Multiple token filters may be added to a page/content stream.
Token filters may not be removed after being attached to a Pdf. Close and reopen the Pdf to remove token filters.
If the page’s contents is an array of streams, it is coalesced.
- add_overlay(other, rect=None)
Overlay another object on this page.
Overlays will be drawn after all previous content, potentially drawing on top of existing content.
- Parameters
other (Union[pikepdf.objects.Object, pikepdf._qpdf.Page]) – A Page or Form XObject to render as an overlay on top of this page.
rect (Optional[pikepdf._qpdf.Rectangle]) – The PDF rectangle (in PDF units) in which to draw the overlay. If omitted, this page’s trimbox, cropbox or mediabox will be used.
New in version 2.14.
- add_resource(res, res_type, name=None, *, prefix='', replace_existing=True)
Adds a new resource to the page’s Resources dictionary.
If the Resources dictionaries do not exist, they will be created.
- Parameters
self – The object to add to the resources dictionary.

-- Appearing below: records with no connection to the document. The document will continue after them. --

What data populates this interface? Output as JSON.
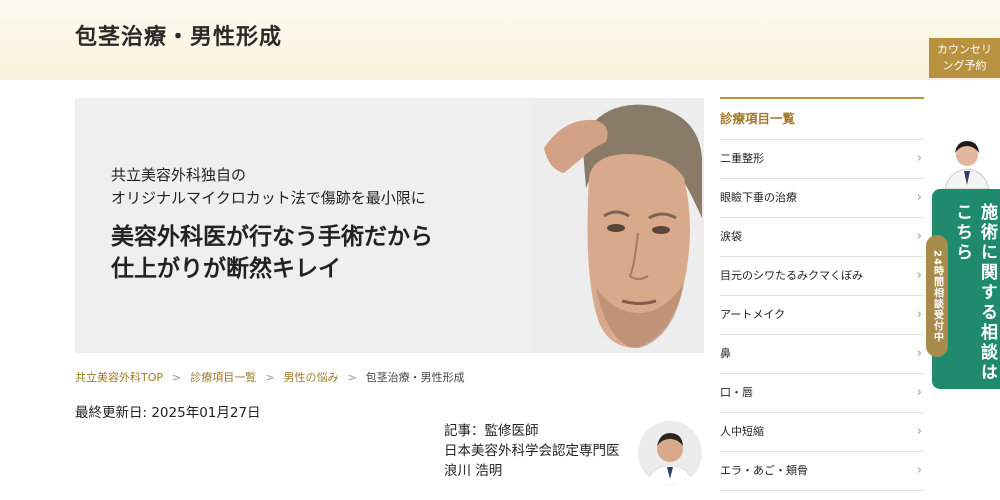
{
  "header": {
    "title": "包茎治療・男性形成",
    "counseling": [
      "カウンセリ",
      "ング予約"
    ]
  },
  "hero": {
    "line1": "共立美容外科独自の",
    "line2": "オリジナルマイクロカット法で傷跡を最小限に",
    "headline1": "美容外科医が行なう手術だから",
    "headline2": "仕上がりが断然キレイ"
  },
  "breadcrumb": {
    "items": [
      "共立美容外科TOP",
      "診療項目一覧",
      "男性の悩み"
    ],
    "current": "包茎治療・男性形成"
  },
  "updated": "最終更新日:  2025年01月27日",
  "author": {
    "line1": "記事：監修医師",
    "line2": "日本美容外科学会認定専門医",
    "line3": "浪川 浩明"
  },
  "sidebar": {
    "heading": "診療項目一覧",
    "items": [
      {
        "label": "二重整形"
      },
      {
        "label": "眼瞼下垂の治療"
      },
      {
        "label": "涙袋"
      },
      {
        "label": "目元のシワたるみクマくぼみ"
      },
      {
        "label": "アートメイク"
      },
      {
        "label": "鼻"
      },
      {
        "label": "口・唇"
      },
      {
        "label": "人中短縮"
      },
      {
        "label": "エラ・あご・頬骨"
      }
    ],
    "chevron": "›"
  },
  "consult": {
    "text": "施術に関する相談はこちら",
    "hours": "24時間相談受付中"
  },
  "colors": {
    "accent": "#b8923f",
    "link": "#a07a2a",
    "consult_green": "#1f8a6e",
    "hours_pill": "#a88b4a"
  }
}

res (pikepdf.objects.Object) – The dictionary object to insert into the resources dictionary.
res_type (pikepdf.objects.Name) – Should be one of the following Resource dictionary types: ExtGState, ColorSpace, Pattern, Shading, XObject, Font, Properties.
name (Optional[pikepdf.objects.Name]) – The name of the object. If omitted, a random name will be generated with enough randomness to be globally unique.
prefix (str) – A prefix for the name of the object. Allows conveniently namespacing when using random names, e.g. prefix=”Im” for images. Mutually exclusive with name parameter.
replace_existing (bool) – If the name already exists in one of the resource dictionaries, remove it.
- Returns
The name of the object.
- Return type
Example
>>> resource_name = Page(pdf.pages[0]).add_resource(formxobj, Name.XObject)
New in version 2.3.
Changed in version 2.14: If res does not belong to the same Pdf that owns this page, a copy of res is automatically created and added instead. In previous versions, it was necessary to change for this case manually.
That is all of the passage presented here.